1歳の誕生日を迎える直前に出征し、シベリアで抑留死した父を追慕する戦後だった。約20年にわたり戦没者遺骨収集に参加している奈良県香芝市の吉崎龍平さん(83)は体調がすぐれず、今夏の参加を見送った。「今も戦没者は帰りたいと思っているはず」。無念の思いを抱えながら、終戦の日の15日は東京で全国戦没者追悼式に参列し、靖国神社で父に会うつもりだ。
今夏の参加は断念
「体調さえよければ、なんぼでも行くんですが…。皆さんに迷惑かけられんしね」。
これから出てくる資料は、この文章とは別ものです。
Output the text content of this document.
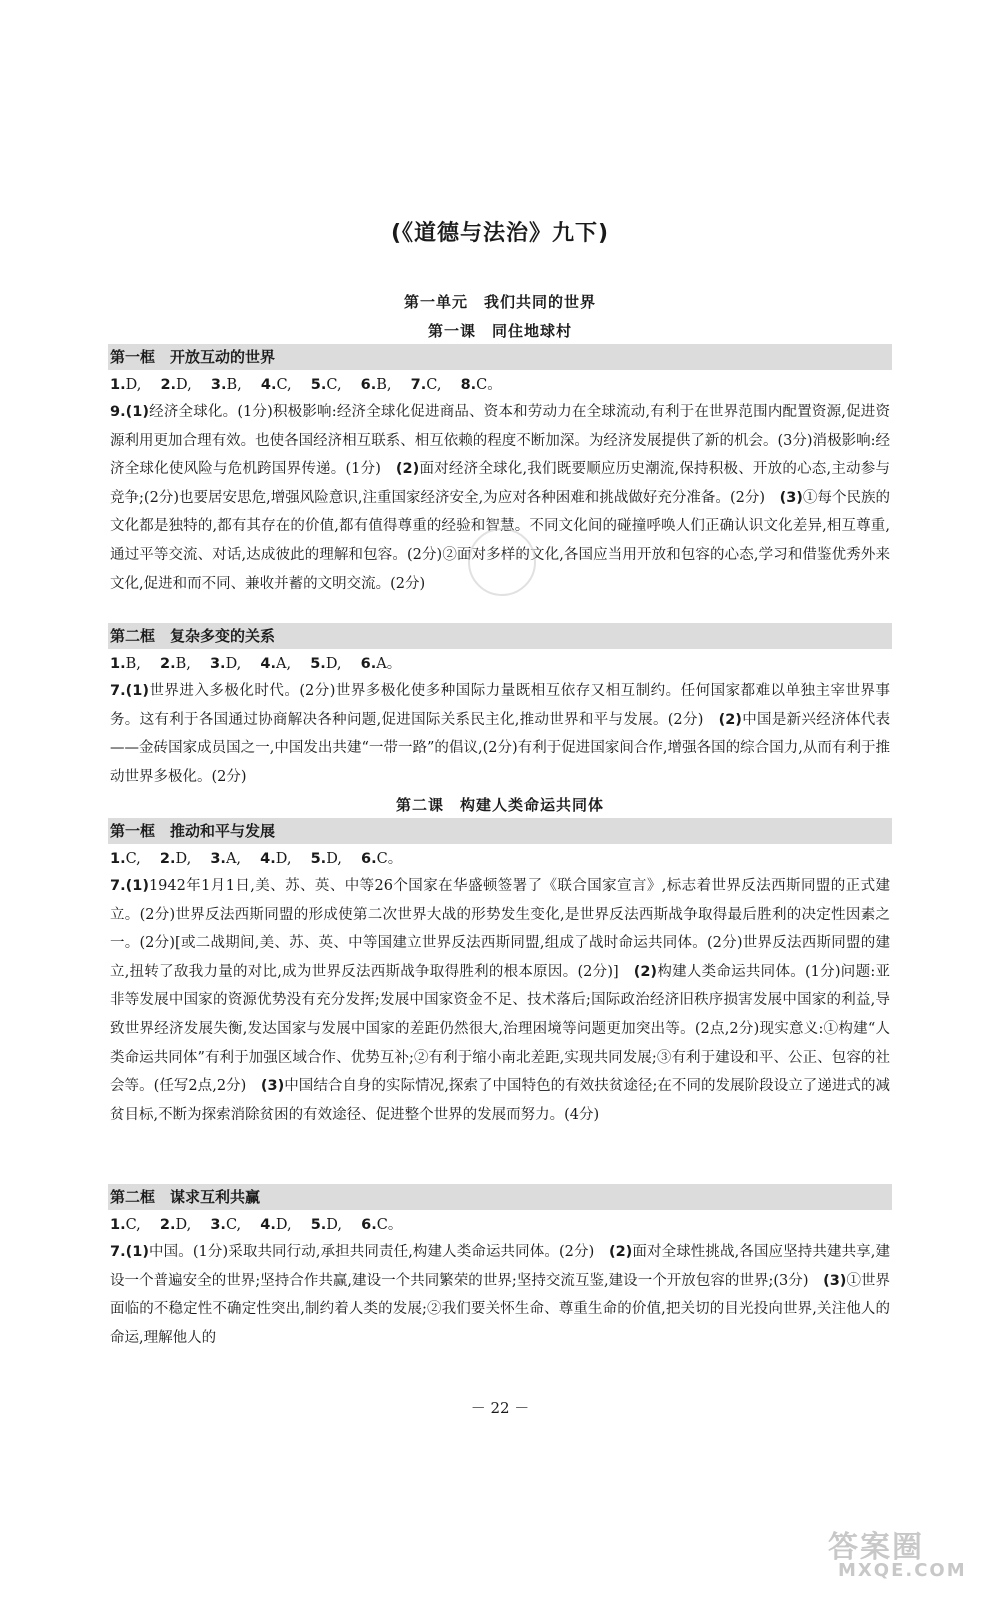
(《道德与法治》九下)
第一单元　我们共同的世界
第一课　同住地球村
第一框　开放互动的世界
1.D,　 2.D,　 3.B,　 4.C,　 5.C,　 6.B,　 7.C,　 8.C。
9.(1)经济全球化。(1分)积极影响:经济全球化促进商品、资本和劳动力在全球流动,有利于在世界范围内配置资源,促进资源利用更加合理有效。也使各国经济相互联系、相互依赖的程度不断加深。为经济发展提供了新的机会。(3分)消极影响:经济全球化使风险与危机跨国界传递。(1分)　(2)面对经济全球化,我们既要顺应历史潮流,保持积极、开放的心态,主动参与竞争;(2分)也要居安思危,增强风险意识,注重国家经济安全,为应对各种困难和挑战做好充分准备。(2分)　(3)①每个民族的文化都是独特的,都有其存在的价值,都有值得尊重的经验和智慧。不同文化间的碰撞呼唤人们正确认识文化差异,相互尊重,通过平等交流、对话,达成彼此的理解和包容。(2分)②面对多样的文化,各国应当用开放和包容的心态,学习和借鉴优秀外来文化,促进和而不同、兼收并蓄的文明交流。(2分)
第二框　复杂多变的关系
1.B,　 2.B,　 3.D,　 4.A,　 5.D,　 6.A。
7.(1)世界进入多极化时代。(2分)世界多极化使多种国际力量既相互依存又相互制约。任何国家都难以单独主宰世界事务。这有利于各国通过协商解决各种问题,促进国际关系民主化,推动世界和平与发展。(2分)　(2)中国是新兴经济体代表——金砖国家成员国之一,中国发出共建“一带一路”的倡议,(2分)有利于促进国家间合作,增强各国的综合国力,从而有利于推动世界多极化。(2分)
第二课　构建人类命运共同体
第一框　推动和平与发展
1.C,　 2.D,　 3.A,　 4.D,　 5.D,　 6.C。
7.(1)1942年1月1日,美、苏、英、中等26个国家在华盛顿签署了《联合国家宣言》,标志着世界反法西斯同盟的正式建立。(2分)世界反法西斯同盟的形成使第二次世界大战的形势发生变化,是世界反法西斯战争取得最后胜利的决定性因素之一。(2分)[或二战期间,美、苏、英、中等国建立世界反法西斯同盟,组成了战时命运共同体。(2分)世界反法西斯同盟的建立,扭转了敌我力量的对比,成为世界反法西斯战争取得胜利的根本原因。(2分)]　(2)构建人类命运共同体。(1分)问题:亚非等发展中国家的资源优势没有充分发挥;发展中国家资金不足、技术落后;国际政治经济旧秩序损害发展中国家的利益,导致世界经济发展失衡,发达国家与发展中国家的差距仍然很大,治理困境等问题更加突出等。(2点,2分)现实意义:①构建“人类命运共同体”有利于加强区域合作、优势互补;②有利于缩小南北差距,实现共同发展;③有利于建设和平、公正、包容的社会等。(任写2点,2分)　(3)中国结合自身的实际情况,探索了中国特色的有效扶贫途径;在不同的发展阶段设立了递进式的减贫目标,不断为探索消除贫困的有效途径、促进整个世界的发展而努力。(4分)
第二框　谋求互利共赢
1.C,　 2.D,　 3.C,　 4.D,　 5.D,　 6.C。
7.(1)中国。(1分)采取共同行动,承担共同责任,构建人类命运共同体。(2分)　(2)面对全球性挑战,各国应坚持共建共享,建设一个普遍安全的世界;坚持合作共赢,建设一个共同繁荣的世界;坚持交流互鉴,建设一个开放包容的世界;(3分)　(3)①世界面临的不稳定性不确定性突出,制约着人类的发展;②我们要关怀生命、尊重生命的价值,把关切的目光投向世界,关注他人的命运,理解他人的
－ 22 －
答案圈
MXQE.COM
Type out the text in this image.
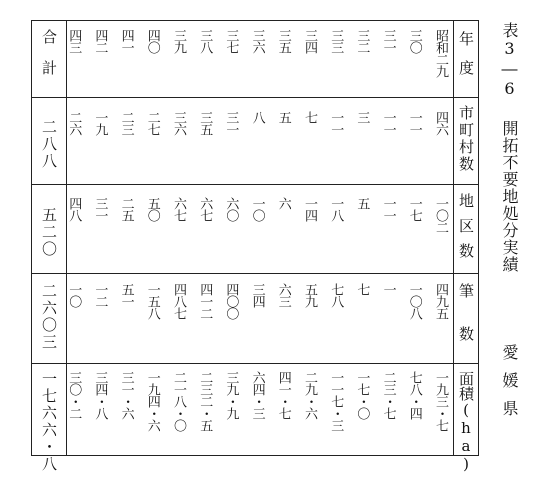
表3―6
開拓不要地処分実績
愛媛県
年度
市町村数
地区数
筆数
面積(ha)
合計
二八八
五二〇
二六〇三
一七六六・八
昭和二九
四六
一〇二
四九五
一九三・七
三〇
一一
一七
一〇八
七八・四
三一
一一
一一
一
二三・七
三二
三
五
七
一七・〇
三三
一一
一八
七八
一一七・三
三四
七
一四
五九
二九・六
三五
五
六
六三
四一・七
三六
八
一〇
三四
六四・三
三七
三一
六〇
四〇〇
三九・九
三八
三五
六七
四一二
二三二・五
三九
三六
六七
四八七
二一八・〇
四〇
二七
五〇
一五八
一九四・六
四一
二三
二五
五一
三一・六
四二
一九
三一
一二
三四・八
四三
二六
四八
一〇
三〇・二
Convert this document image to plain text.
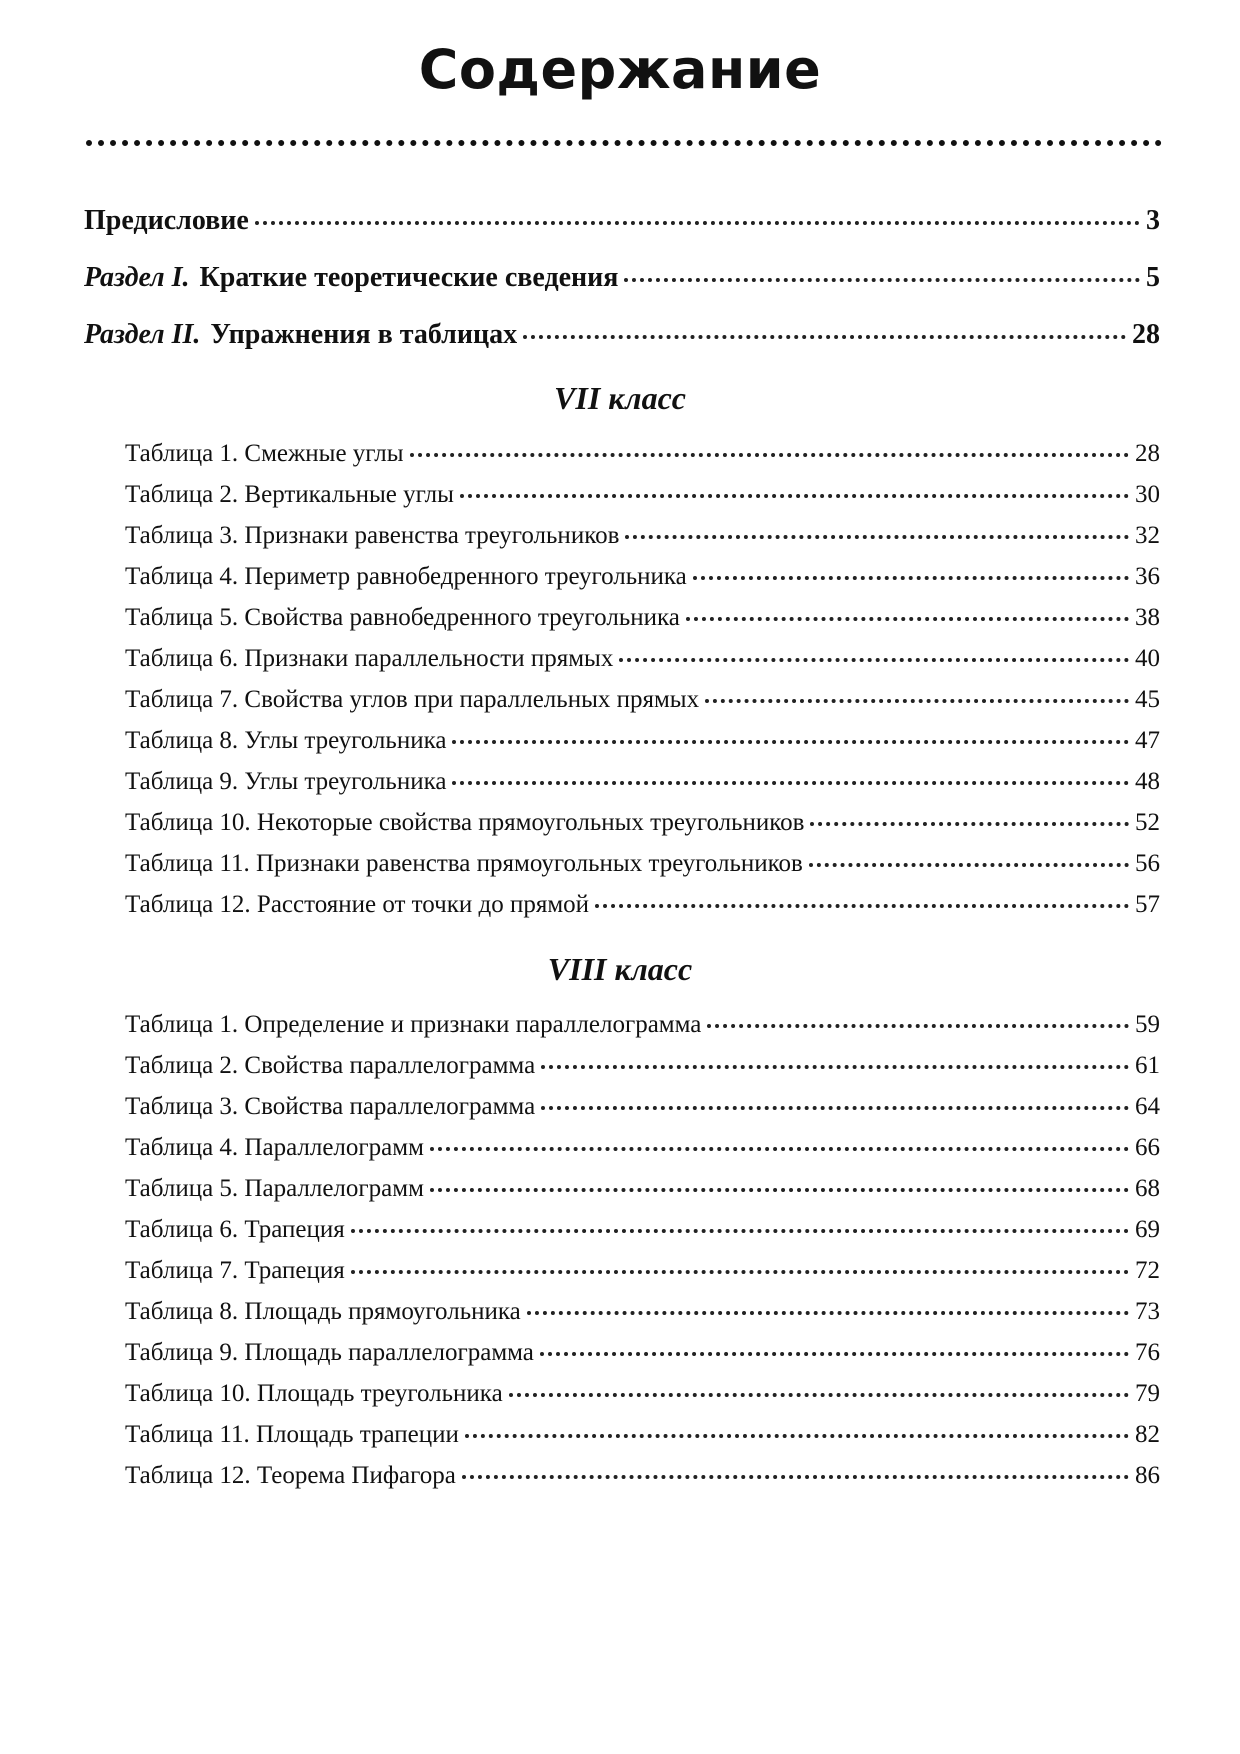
Содержание
Предисловие	3
Раздел I. Краткие теоретические сведения	5
Раздел II. Упражнения в таблицах	28
VII класс
Таблица 1. Смежные углы	28
Таблица 2. Вертикальные углы	30
Таблица 3. Признаки равенства треугольников	32
Таблица 4. Периметр равнобедренного треугольника	36
Таблица 5. Свойства равнобедренного треугольника	38
Таблица 6. Признаки параллельности прямых	40
Таблица 7. Свойства углов при параллельных прямых	45
Таблица 8. Углы треугольника	47
Таблица 9. Углы треугольника	48
Таблица 10. Некоторые свойства прямоугольных треугольников	52
Таблица 11. Признаки равенства прямоугольных треугольников	56
Таблица 12. Расстояние от точки до прямой	57
VIII класс
Таблица 1. Определение и признаки параллелограмма	59
Таблица 2. Свойства параллелограмма	61
Таблица 3. Свойства параллелограмма	64
Таблица 4. Параллелограмм	66
Таблица 5. Параллелограмм	68
Таблица 6. Трапеция	69
Таблица 7. Трапеция	72
Таблица 8. Площадь прямоугольника	73
Таблица 9. Площадь параллелограмма	76
Таблица 10. Площадь треугольника	79
Таблица 11. Площадь трапеции	82
Таблица 12. Теорема Пифагора	86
昨年も訪れた中央アジア・カザフスタンでの活動参加を断念した胸の内を7月に明かした。
物心ついたころには、母と2人の姉との4人暮らしだった。
奈良県大和高田市で自転車修理店を営んでいた父の宗次(そうじ)さんは、昭和16年8月に30歳で出征。母が店を切り盛りし、家族で父の帰りを待ちわびたが、父は当時のソ連に抑留され、22年7月に36歳で亡くなった。
父は、息子の誕生を喜び、抱き上げて町内に触れ回ったと聞かされたが、父親という存在や感覚がわからなかった。「お父さん」。それでも自分が親になり、わが子が発した言葉に心が震えた。警察官として仕事に励む傍ら、自分が経験したことがない父子の時間を大切にした。
国は当初「無理」
平成8年、遺族会の慰霊巡拝で初めてシベリアの大地に降り立つ。「どんなにか帰りたかっただろう」。父に思いをはせた。退職を機に14年からは遺骨収集に参加。土中から姿を見せた頭骨の泥を手で落としながら、抑留を強いられ再び祖国の地を踏めずに命果てた日本兵の無念を思うと、幾度も涙がこぼれ落ちた。
16年には、父が抑留され埋葬された西シベリアのロシア・ケメロボ州を訪問。その後、日本に遺骨を帰還させるよう厚生労働省に要請したが、「周囲に現地住民やドイツ兵の墓地があるので無理だ」と説明された。
それでも埋葬図には、父を含め抑留死した兵士55人が記載されており、諦めきれずに厚労省に再び要請した。令和元年9月に現地調査が実施される予定だったが、直前に中止が決まった。
理由は定かでないが、同年夏、ロシアで収容された遺骨の中に日本人以外の骨が混在していたことが発覚。ロシアによるウクライナ侵略の影響もあり、ロシアでの遺骨収集自体が中断したまま再開の見通しは立たない。
15日は靖国で父と
父の死から77年。15日に日本武道館で行われる全国戦没者追悼式に参列するため、14日夜からバスで東京へ向かい、靖国神社の境内で亡き父を思いながら、妻の手作りの弁当を食べるつもりだ。
厚労省によると、旧ソ連で亡くなった日本人約5万5千人のうち、6割にあたる約3万3千人の遺骨が残されたままだ。